We have recently developed a computational framework enabling to compare
the predictions of auditory, motor and perceptuo-motor theories in various
kinds of situations (Moulin-Frier et al., 2012). Casting these theories into a
single, unified mathematical framework is an efficient way to compare the
theories and their properties in a systematic manner. Bayesian modeling is a
mathematical framework that precisely allows such comparisons. The trick is
that the same tool, namely probabilities, can be used both for defining the
models and for comparing them (see e.g. Myung & Pitt, 2009).

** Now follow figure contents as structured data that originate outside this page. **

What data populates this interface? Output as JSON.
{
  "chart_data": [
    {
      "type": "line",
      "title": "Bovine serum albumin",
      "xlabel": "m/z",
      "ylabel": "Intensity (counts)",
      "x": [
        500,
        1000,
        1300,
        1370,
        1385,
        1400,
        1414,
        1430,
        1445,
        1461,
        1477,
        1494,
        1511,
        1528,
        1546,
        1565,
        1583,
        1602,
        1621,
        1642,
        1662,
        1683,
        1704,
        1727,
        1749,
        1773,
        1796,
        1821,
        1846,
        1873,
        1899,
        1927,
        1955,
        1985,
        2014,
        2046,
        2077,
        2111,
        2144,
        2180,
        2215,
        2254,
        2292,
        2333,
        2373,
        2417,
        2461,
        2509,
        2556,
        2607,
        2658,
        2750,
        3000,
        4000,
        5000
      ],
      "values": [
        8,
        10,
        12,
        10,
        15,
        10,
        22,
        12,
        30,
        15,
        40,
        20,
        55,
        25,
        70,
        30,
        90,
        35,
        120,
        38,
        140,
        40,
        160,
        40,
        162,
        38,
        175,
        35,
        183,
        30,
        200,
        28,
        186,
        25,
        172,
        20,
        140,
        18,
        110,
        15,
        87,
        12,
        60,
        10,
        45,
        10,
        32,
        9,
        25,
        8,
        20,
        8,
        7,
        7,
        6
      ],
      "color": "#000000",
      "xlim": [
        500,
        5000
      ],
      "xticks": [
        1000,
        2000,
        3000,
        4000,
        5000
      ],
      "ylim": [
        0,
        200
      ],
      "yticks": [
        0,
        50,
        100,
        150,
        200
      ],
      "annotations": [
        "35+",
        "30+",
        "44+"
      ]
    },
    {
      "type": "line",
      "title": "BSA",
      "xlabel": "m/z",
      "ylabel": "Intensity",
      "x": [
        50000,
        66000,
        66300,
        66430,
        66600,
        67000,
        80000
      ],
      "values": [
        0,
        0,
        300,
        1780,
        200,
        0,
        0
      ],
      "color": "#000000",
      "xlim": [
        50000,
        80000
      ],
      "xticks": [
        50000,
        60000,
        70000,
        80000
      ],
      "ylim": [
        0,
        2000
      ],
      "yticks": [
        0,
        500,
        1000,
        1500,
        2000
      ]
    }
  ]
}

The generic model we developed is called COSMO, which stands for
"Communicating about Objects using Sensory-Motor Operations". The
COSMO acronym also represents the five variables around which the basic
structure of the model is built. In COSMO, communication (C) is a success when
an object OS in the speaker’s mind is transferred, via sensory and
motor means S and M, to the listener’s mind where it is correctly recovered as
OL. COSMO assumes that a communicating agent, which is both a
speaker and a listener, internalizes the communication situation inside an
internal model.
The PhD project aims at developing COSMO in two major directions.
(1) Joint acquisition of
perceptual and motor repertoires in a syllabic framework. Experiments in COSMO have mainly concerned simple stimuli, e.g. in
abstract one-dimensional sensory-motor spaces, or with restricted vowel
samples. We will explore strategies for automatically learning to produce and
perceive complex sequences such as plosive-vowel CV sequences, which display
systematic coarticulation phenomena. Various kinds of exploration and learning mechanisms
are available from cognitive and developmental robotics (Moulin-Frier &
Oudeyer, 2012). Validation tests will be inspired from real data, on e.g. locus
equations for plosive acoustics (Sussman et al., 1998), robustness to
perturbations in production (Lindblom et al., 1979; Savariaux et al., 1995), or
coupling of perceptual and motor idiosyncrasies.
(2) Comparison of
auditory, motor and perceptuo-motor theories for speech processing in various
conditions. Once these perception and production
components will be settled in COSMO, we will compare auditory, motor and
perceptuo-motor speech perception theories in challenging conditions, such as
noise, speaker normalization, or foreign accent. We will test the ability to
develop a perceptuo-motor phonology from auditory and motor experience, e.g. to
acquire a category such as “plosive place of articulation” through the
discovery of perceptuo-motor links in learning. We will also test COSMO on
natural CV stimuli, exploiting natural multi-speaker corpora of CV sequences
for learning and perceptual tests.
The work will be realized within a multidisciplinary team gathering
knowledge in speech communication, cognitive theories and Bayesian modeling
(Jean-Luc Schwartz in GIPSA-Lab Grenoble, Julien Diard in LPNC Grenoble, Pierre
Bessière in ISIR Paris), in collaboration with Pierre-Yves Oudeyer in INRIA
Bordeaux.
Practical
information
The PhD position is open from September 2014, or slightly later if
necessary.
Candidates should have a master, some knowledge about
speech and cognitive modeling, and ability to program and to develop
computational models.
They must send a CV, together with a letter explaining why
they are interested in the project. They should also provide two names
(with email addresses) for recommendations about their applications.
This should be send before June 15th to Jean-Luc Schwartz (Jean-Luc.Schwartz@gipsa-lab.grenoble-inp.fr). Interviews will be
done with preselected candidates. Decision will occur in the following weeks.